Source – Marcus & Millichap: “Homebuying Out of Reach for Many Households Despite Lower Debt Costs”
“Mortgage rate plunge fails to stoke buyer demand. Existing home sales decreased by 3.3 percent year over year in August 2024 to an eight-month low. That pullback transpired in the midst of substantial downward movement in the average 30-year fixed-rate mortgage. The gauge plummeted by 60 basis points year over year to 6.5 percent in August and slackened by an additional 40 basis points through mid-September.”
Rates are still fairly high, and they’re nowhere close to where they used to be 2.5 years ago, this research brief calls out “record
Source – Goldman Sachs: “US house prices are forecast to rise more than 4% next year”

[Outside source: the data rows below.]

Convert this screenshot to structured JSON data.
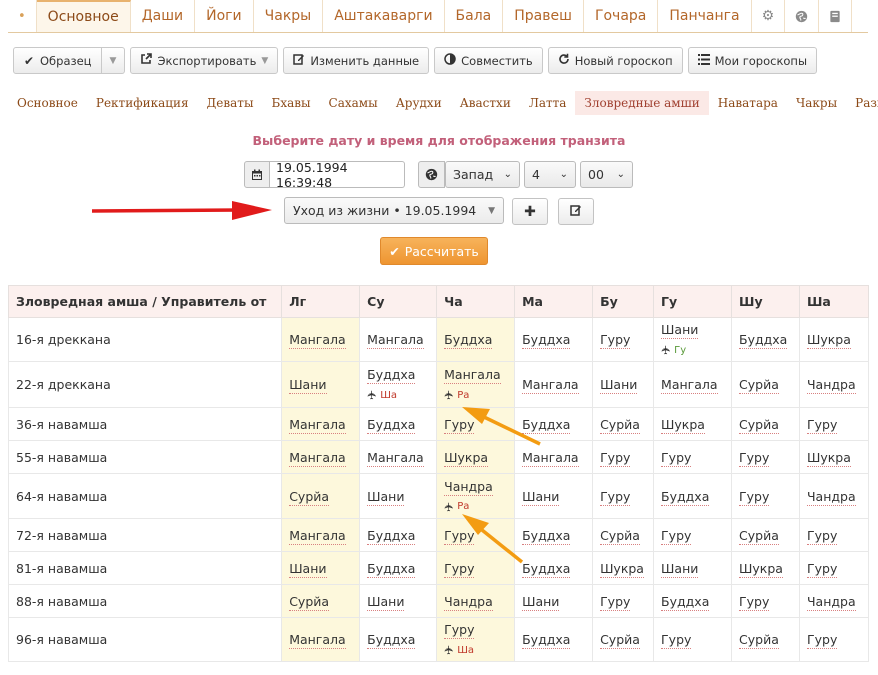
{
  "top_tabs": {
    "items": [
      "Основное",
      "Даши",
      "Йоги",
      "Чакры",
      "Аштакаварги",
      "Бала",
      "Правеш",
      "Гочара",
      "Панчанга"
    ],
    "active": "Основное",
    "icons": [
      "gear-icon",
      "globe-icon",
      "book-icon"
    ]
  },
  "toolbar": {
    "sample": "Образец",
    "export": "Экспортировать",
    "edit": "Изменить данные",
    "combine": "Совместить",
    "new": "Новый гороскоп",
    "mine": "Мои гороскопы"
  },
  "sub_tabs": {
    "items": [
      "Основное",
      "Ректификация",
      "Деваты",
      "Бхавы",
      "Сахамы",
      "Арудхи",
      "Авастхи",
      "Латта",
      "Зловредные амши",
      "Наватара",
      "Чакры",
      "Разное"
    ],
    "active": "Зловредные амши"
  },
  "heading": "Выберите дату и время для отображения транзита",
  "date": {
    "value": "19.05.1994 16:39:48"
  },
  "timezone": {
    "direction": "Запад",
    "hours": "4",
    "minutes": "00"
  },
  "event": {
    "value": "Уход из жизни • 19.05.1994"
  },
  "calc_label": "Рассчитать",
  "table": {
    "headers": [
      "Зловредная амша / Управитель от",
      "Лг",
      "Су",
      "Ча",
      "Ма",
      "Бу",
      "Гу",
      "Шу",
      "Ша"
    ],
    "rows": [
      {
        "label": "16-я дреккана",
        "cells": [
          {
            "v": "Мангала"
          },
          {
            "v": "Мангала"
          },
          {
            "v": "Буддха"
          },
          {
            "v": "Буддха"
          },
          {
            "v": "Гуру"
          },
          {
            "v": "Шани",
            "s": "Гу",
            "sc": "green"
          },
          {
            "v": "Буддха"
          },
          {
            "v": "Шукра"
          }
        ]
      },
      {
        "label": "22-я дреккана",
        "cells": [
          {
            "v": "Шани"
          },
          {
            "v": "Буддха",
            "s": "Ша",
            "sc": "red"
          },
          {
            "v": "Мангала",
            "s": "Ра",
            "sc": "red"
          },
          {
            "v": "Мангала"
          },
          {
            "v": "Шани"
          },
          {
            "v": "Мангала"
          },
          {
            "v": "Сурйа"
          },
          {
            "v": "Чандра"
          }
        ]
      },
      {
        "label": "36-я навамша",
        "cells": [
          {
            "v": "Мангала"
          },
          {
            "v": "Буддха"
          },
          {
            "v": "Гуру"
          },
          {
            "v": "Буддха"
          },
          {
            "v": "Сурйа"
          },
          {
            "v": "Шукра"
          },
          {
            "v": "Сурйа"
          },
          {
            "v": "Гуру"
          }
        ]
      },
      {
        "label": "55-я навамша",
        "cells": [
          {
            "v": "Мангала"
          },
          {
            "v": "Мангала"
          },
          {
            "v": "Шукра"
          },
          {
            "v": "Мангала"
          },
          {
            "v": "Гуру"
          },
          {
            "v": "Гуру"
          },
          {
            "v": "Гуру"
          },
          {
            "v": "Шукра"
          }
        ]
      },
      {
        "label": "64-я навамша",
        "cells": [
          {
            "v": "Сурйа"
          },
          {
            "v": "Шани"
          },
          {
            "v": "Чандра",
            "s": "Ра",
            "sc": "red"
          },
          {
            "v": "Шани"
          },
          {
            "v": "Гуру"
          },
          {
            "v": "Буддха"
          },
          {
            "v": "Гуру"
          },
          {
            "v": "Чандра"
          }
        ]
      },
      {
        "label": "72-я навамша",
        "cells": [
          {
            "v": "Мангала"
          },
          {
            "v": "Буддха"
          },
          {
            "v": "Гуру"
          },
          {
            "v": "Буддха"
          },
          {
            "v": "Сурйа"
          },
          {
            "v": "Гуру"
          },
          {
            "v": "Сурйа"
          },
          {
            "v": "Гуру"
          }
        ]
      },
      {
        "label": "81-я навамша",
        "cells": [
          {
            "v": "Шани"
          },
          {
            "v": "Буддха"
          },
          {
            "v": "Гуру"
          },
          {
            "v": "Буддха"
          },
          {
            "v": "Шукра"
          },
          {
            "v": "Шани"
          },
          {
            "v": "Шукра"
          },
          {
            "v": "Гуру"
          }
        ]
      },
      {
        "label": "88-я навамша",
        "cells": [
          {
            "v": "Сурйа"
          },
          {
            "v": "Шани"
          },
          {
            "v": "Чандра"
          },
          {
            "v": "Шани"
          },
          {
            "v": "Гуру"
          },
          {
            "v": "Буддха"
          },
          {
            "v": "Гуру"
          },
          {
            "v": "Чандра"
          }
        ]
      },
      {
        "label": "96-я навамша",
        "cells": [
          {
            "v": "Мангала"
          },
          {
            "v": "Буддха"
          },
          {
            "v": "Гуру",
            "s": "Ша",
            "sc": "red"
          },
          {
            "v": "Буддха"
          },
          {
            "v": "Сурйа"
          },
          {
            "v": "Гуру"
          },
          {
            "v": "Сурйа"
          },
          {
            "v": "Гуру"
          }
        ]
      }
    ]
  },
  "colors": {
    "accent": "#b3672a",
    "heading": "#c2607a",
    "calc_button": "#ee9531",
    "highlight_column": "#fdf8dc",
    "annotation_red": "#e11b1b",
    "annotation_orange": "#f39c12"
  }
}
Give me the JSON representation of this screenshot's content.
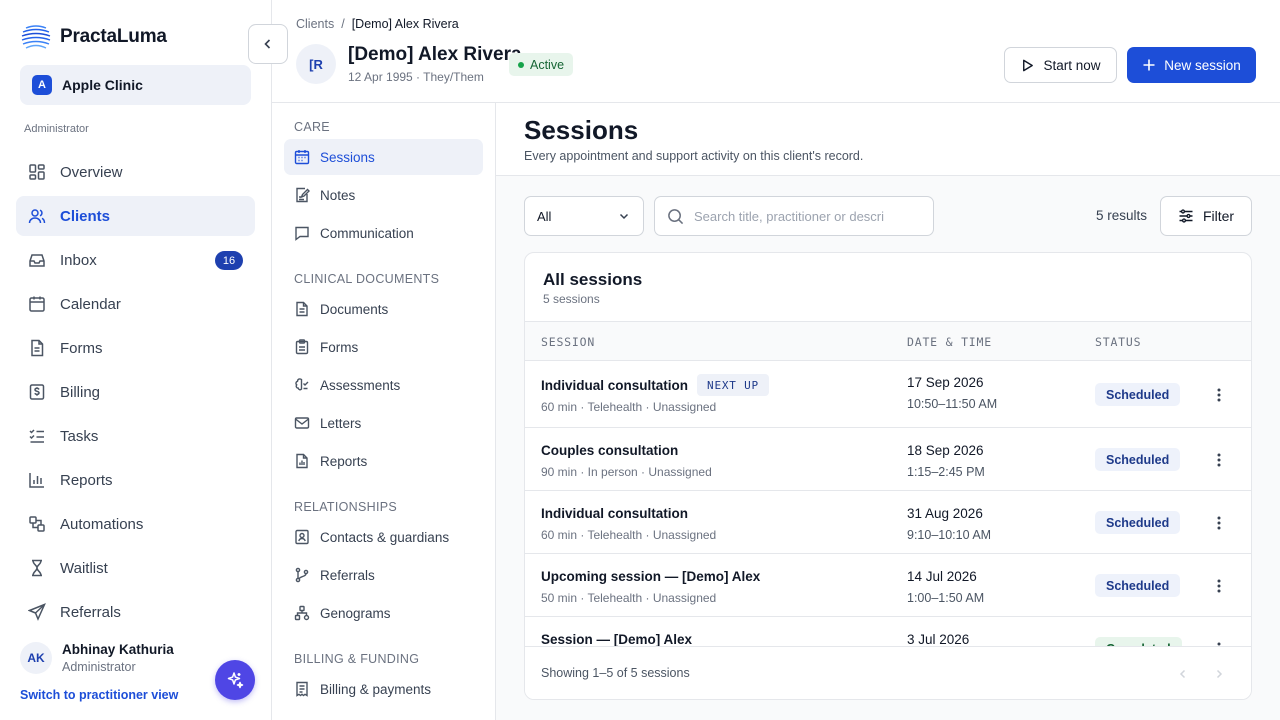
{
  "app": {
    "name": "PractaLuma"
  },
  "colors": {
    "accent": "#1d4ed8",
    "active_bg": "#eef1f8",
    "success": "#16a34a"
  },
  "clinic": {
    "badge": "A",
    "name": "Apple Clinic"
  },
  "sidebar": {
    "role_label": "Administrator",
    "items": [
      {
        "label": "Overview",
        "icon": "grid-icon"
      },
      {
        "label": "Clients",
        "icon": "users-icon",
        "active": true
      },
      {
        "label": "Inbox",
        "icon": "inbox-icon",
        "badge": "16"
      },
      {
        "label": "Calendar",
        "icon": "calendar-icon"
      },
      {
        "label": "Forms",
        "icon": "form-icon"
      },
      {
        "label": "Billing",
        "icon": "dollar-icon"
      },
      {
        "label": "Tasks",
        "icon": "tasks-icon"
      },
      {
        "label": "Reports",
        "icon": "chart-icon"
      },
      {
        "label": "Automations",
        "icon": "automation-icon"
      },
      {
        "label": "Waitlist",
        "icon": "hourglass-icon"
      },
      {
        "label": "Referrals",
        "icon": "send-icon"
      }
    ],
    "user": {
      "initials": "AK",
      "name": "Abhinay Kathuria",
      "role": "Administrator"
    },
    "switch_view": "Switch to practitioner view"
  },
  "header": {
    "breadcrumb": {
      "parent": "Clients",
      "separator": "/",
      "current": "[Demo] Alex Rivera"
    },
    "client": {
      "initials": "[R",
      "name": "[Demo] Alex Rivera",
      "subtitle": "12 Apr 1995 · They/Them",
      "status": "Active"
    },
    "start_label": "Start now",
    "new_label": "New session"
  },
  "subnav": {
    "sections": {
      "care": "CARE",
      "clinical": "CLINICAL DOCUMENTS",
      "relationships": "RELATIONSHIPS",
      "billing": "BILLING & FUNDING"
    },
    "items": {
      "sessions": "Sessions",
      "notes": "Notes",
      "communication": "Communication",
      "documents": "Documents",
      "forms": "Forms",
      "assessments": "Assessments",
      "letters": "Letters",
      "reports": "Reports",
      "contacts": "Contacts & guardians",
      "referrals": "Referrals",
      "genograms": "Genograms",
      "billing": "Billing & payments"
    }
  },
  "main": {
    "title": "Sessions",
    "subtitle": "Every appointment and support activity on this client's record.",
    "filter_select": "All",
    "search_placeholder": "Search title, practitioner or description",
    "results": "5 results",
    "filter_label": "Filter",
    "card": {
      "title": "All sessions",
      "subtitle": "5 sessions",
      "columns": {
        "session": "SESSION",
        "datetime": "DATE & TIME",
        "status": "STATUS"
      },
      "rows": [
        {
          "title": "Individual consultation",
          "tag": "NEXT UP",
          "sub": "60 min · Telehealth · Unassigned",
          "date": "17 Sep 2026",
          "time": "10:50–11:50 AM",
          "status": "Scheduled"
        },
        {
          "title": "Couples consultation",
          "sub": "90 min · In person · Unassigned",
          "date": "18 Sep 2026",
          "time": "1:15–2:45 PM",
          "status": "Scheduled"
        },
        {
          "title": "Individual consultation",
          "sub": "60 min · Telehealth · Unassigned",
          "date": "31 Aug 2026",
          "time": "9:10–10:10 AM",
          "status": "Scheduled"
        },
        {
          "title": "Upcoming session — [Demo] Alex",
          "sub": "50 min · Telehealth · Unassigned",
          "date": "14 Jul 2026",
          "time": "1:00–1:50 AM",
          "status": "Scheduled"
        },
        {
          "title": "Session — [Demo] Alex",
          "sub": "",
          "date": "3 Jul 2026",
          "time": "",
          "status": "Completed"
        }
      ],
      "footer": "Showing 1–5 of 5 sessions"
    }
  }
}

I’ve got to tip my hat to Goldman Sachs for the conversational tone of this post on housing and home price growth: “[W]e’re not seeing higher permanent layoffs — at least not yet. The reason we think right now that bad news is good news is that rates are falling because of concerns around employment, and we don’t think those concerns will really affect the housing market without income loss. All you’re really seeing is that the cost of buying, of taking on a mortgage, is coming down. To that end, we’ve already seen substantial improvement in funding costs. Just to frame this, the peak in the cycle saw mortgage rates of about 7.8% in Oct. 2023. Mortgage rates have since fallen all the way back down below 6.5%. We believe we’re well past the peak in mortgage rates, and we think it’s going to be a slow but steady grind lower over the coming years.”